The Feather

“Moor to shore, I don’t know when!

Pa is a rooster, Ma is a hen!

By Tre, Pol and Pen,

Ye shall know your Cornishmen!”

Millie repeated the nonsense couplet, the only poem she knew, ever more loudly as she skipped rope in the side yard,

“Moor to shore, I don’t know when!

Pa is a rooster, Ma is a hen!

By Tre, Pol and Pen,

Ye shall know your Cornishmen!”

each time saying the ditty in her best, nine-year-old effort to drown out the screams while Mama gave birth to a baby brother. The skipping went on until the screaming stopped, and Millie ran to look through the bedroom door. When Millie saw the blood, the dead baby, and her father sobbing over her mother’s spent body she went back to skipping in order not to scream herself, unril her legs wore out from skipping and anguish and unspent tears. Mrs. Polcraft cleaned up the mess, put Papa to bed and took Millie along with her to her bungalow at the bottom of the hill, but the next day she sent Millie back home to look after her Papa.

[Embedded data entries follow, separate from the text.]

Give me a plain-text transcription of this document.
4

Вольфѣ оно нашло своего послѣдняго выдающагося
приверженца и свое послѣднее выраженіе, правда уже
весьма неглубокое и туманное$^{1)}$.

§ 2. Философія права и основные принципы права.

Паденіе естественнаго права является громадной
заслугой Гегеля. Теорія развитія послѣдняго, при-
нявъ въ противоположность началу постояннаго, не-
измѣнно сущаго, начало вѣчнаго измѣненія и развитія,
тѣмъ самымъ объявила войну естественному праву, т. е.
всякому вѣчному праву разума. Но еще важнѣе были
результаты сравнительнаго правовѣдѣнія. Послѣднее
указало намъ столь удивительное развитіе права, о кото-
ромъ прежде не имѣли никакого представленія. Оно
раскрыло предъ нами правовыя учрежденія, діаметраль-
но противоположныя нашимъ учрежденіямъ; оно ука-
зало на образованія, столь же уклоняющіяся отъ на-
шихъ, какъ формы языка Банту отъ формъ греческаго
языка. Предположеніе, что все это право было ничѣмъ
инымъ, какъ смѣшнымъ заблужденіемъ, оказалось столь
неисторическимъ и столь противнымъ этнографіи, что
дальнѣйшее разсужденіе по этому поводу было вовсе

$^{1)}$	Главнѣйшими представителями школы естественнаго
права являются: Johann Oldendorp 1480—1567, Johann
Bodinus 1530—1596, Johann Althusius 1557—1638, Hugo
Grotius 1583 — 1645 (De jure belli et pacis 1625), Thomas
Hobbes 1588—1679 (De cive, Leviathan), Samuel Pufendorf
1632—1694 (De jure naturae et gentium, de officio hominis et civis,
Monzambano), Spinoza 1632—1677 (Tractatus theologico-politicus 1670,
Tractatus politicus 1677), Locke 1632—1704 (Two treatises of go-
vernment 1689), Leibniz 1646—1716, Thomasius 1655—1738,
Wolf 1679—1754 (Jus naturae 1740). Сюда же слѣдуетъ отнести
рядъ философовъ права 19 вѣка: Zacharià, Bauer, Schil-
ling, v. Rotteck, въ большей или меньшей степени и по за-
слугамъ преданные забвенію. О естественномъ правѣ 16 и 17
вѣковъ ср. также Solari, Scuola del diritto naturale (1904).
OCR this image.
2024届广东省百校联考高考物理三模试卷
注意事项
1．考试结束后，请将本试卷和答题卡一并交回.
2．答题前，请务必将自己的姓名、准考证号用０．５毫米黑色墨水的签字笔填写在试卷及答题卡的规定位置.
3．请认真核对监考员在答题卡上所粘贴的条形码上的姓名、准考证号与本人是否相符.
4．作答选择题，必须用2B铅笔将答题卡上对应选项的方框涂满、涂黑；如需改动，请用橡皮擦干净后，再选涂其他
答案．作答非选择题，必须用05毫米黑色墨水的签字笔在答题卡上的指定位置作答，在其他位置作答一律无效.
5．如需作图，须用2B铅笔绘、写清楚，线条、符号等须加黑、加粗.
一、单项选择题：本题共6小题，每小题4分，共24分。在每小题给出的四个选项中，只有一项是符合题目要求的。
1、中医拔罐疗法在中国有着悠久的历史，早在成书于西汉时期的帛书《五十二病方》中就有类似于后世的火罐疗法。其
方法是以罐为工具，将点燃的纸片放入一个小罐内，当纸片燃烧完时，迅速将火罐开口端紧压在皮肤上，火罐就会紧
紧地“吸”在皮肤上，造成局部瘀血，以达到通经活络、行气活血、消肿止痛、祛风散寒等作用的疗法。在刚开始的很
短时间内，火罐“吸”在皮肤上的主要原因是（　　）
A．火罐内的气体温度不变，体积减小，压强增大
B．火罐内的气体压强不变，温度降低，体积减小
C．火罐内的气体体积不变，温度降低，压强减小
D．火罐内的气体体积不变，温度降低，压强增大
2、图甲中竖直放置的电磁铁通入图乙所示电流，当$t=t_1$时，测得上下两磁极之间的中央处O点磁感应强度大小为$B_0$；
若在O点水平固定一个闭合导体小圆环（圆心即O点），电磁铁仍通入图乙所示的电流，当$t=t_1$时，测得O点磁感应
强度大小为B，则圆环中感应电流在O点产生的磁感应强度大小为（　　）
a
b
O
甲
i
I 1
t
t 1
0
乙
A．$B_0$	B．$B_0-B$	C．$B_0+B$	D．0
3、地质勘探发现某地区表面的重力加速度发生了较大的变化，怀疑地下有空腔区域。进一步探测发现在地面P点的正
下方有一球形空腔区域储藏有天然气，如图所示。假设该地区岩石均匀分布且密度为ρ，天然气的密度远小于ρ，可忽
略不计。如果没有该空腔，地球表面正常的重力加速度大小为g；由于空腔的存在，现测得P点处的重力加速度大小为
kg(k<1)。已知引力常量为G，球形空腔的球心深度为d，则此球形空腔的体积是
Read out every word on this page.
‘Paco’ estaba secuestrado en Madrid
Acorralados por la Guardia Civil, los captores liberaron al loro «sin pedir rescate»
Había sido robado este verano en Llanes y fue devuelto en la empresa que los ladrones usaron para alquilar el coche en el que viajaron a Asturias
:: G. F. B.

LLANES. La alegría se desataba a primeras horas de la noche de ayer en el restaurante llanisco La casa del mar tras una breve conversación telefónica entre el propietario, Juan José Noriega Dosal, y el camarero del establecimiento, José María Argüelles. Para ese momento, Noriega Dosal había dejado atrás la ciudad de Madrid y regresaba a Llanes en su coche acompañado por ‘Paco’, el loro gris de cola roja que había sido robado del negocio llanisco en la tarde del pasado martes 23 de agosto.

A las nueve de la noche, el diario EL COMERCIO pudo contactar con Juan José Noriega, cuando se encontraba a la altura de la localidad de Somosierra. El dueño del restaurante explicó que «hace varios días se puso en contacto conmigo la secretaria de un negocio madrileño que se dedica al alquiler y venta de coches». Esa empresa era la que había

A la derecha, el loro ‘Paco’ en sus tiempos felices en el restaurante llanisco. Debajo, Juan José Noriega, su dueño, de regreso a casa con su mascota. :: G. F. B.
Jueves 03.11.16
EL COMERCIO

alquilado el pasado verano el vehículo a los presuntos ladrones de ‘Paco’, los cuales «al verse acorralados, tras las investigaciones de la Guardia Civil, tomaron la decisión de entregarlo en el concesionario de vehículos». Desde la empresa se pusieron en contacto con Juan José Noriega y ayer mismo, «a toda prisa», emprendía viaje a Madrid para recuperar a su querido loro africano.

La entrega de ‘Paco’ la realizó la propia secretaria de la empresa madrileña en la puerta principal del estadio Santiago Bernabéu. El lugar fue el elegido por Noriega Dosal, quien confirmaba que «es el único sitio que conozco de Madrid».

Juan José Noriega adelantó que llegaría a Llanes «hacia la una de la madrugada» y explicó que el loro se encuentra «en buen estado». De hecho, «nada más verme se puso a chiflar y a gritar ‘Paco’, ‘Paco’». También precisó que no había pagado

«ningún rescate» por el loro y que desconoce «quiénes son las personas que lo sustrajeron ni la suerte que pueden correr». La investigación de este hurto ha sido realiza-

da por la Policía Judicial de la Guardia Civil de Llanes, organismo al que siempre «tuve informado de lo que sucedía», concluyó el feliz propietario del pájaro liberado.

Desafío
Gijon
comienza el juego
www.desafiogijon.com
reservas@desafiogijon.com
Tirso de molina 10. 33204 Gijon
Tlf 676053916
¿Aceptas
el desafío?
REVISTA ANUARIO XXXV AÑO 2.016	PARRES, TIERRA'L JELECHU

“Millicent Trenethan, your Mama has entrusted the care of her husband to you. You have to look after him now, Millie,” she said, her mouth set in a Cornish stance of determination and fortitude. “Your Mama isn’t coming back. Don’t you worry about her, now, that baby boy will keep her company and the two of them will be fine together. Stop those tears, now, a big girl doesn’t feel sorry for herself. Your Papa will have to go back to the mine tomorrow and it’ll be up to you to keep the house and make sure he’s fed.”

Every night Papa came home with his clothes, his hair, his fingernails, his lungs and his soul brimming over with grime and dust from the tin mine down the moor. Millie knew how to milk their only cow and Mama had shown her how to make the savory meat and vegetable pasties the miners took with them into the ground to keep their stomachs full from morning ‘til night. It was harder to know what to fix for him at suppertime, but every once in a while Mrs. Polcraft would stop in and show her something new in the kitchen, or a stitch she hadn’t yet learned with the needles.

Doing Mama’s work was bone-wearying, but Millie managed a bit of daylight to herself every afternoon. She often gazed with longing to the north, where the sea met the coast, and on the days when there wasn’t too much fog she could just make out the change of color from horizon of land to sea. Unless the rains were pelting she walked the moor, talking to the grass with her eyes fixed downward, tracking the progression of shrubs and flowers from one season to the next. When the sun didn’t shine or it was too wet to play Millie listened over the clickety-clack of her knitting needles for the sounds of the ocean she so longed to visit, or the cries of the birds she’d heard lived only over the sea, never, ever coming to land. One day while straightening up Papa’s room she tripped over a warped floorboard, only to find underneath the board a feather. With so few trees on the moor there were few birds in Millie’s life other than the chickens the family had eaten for holidays when Mama was still alive, but she knew what a feather was. She hid the feather in her clothing and replaced the floorboard.

Eight years went by before Millie finally made it to the coast line she’d been watching, from a distance, since childhood. Holding the feather high up over her head, she was picked up by the wind and lifted out to sea.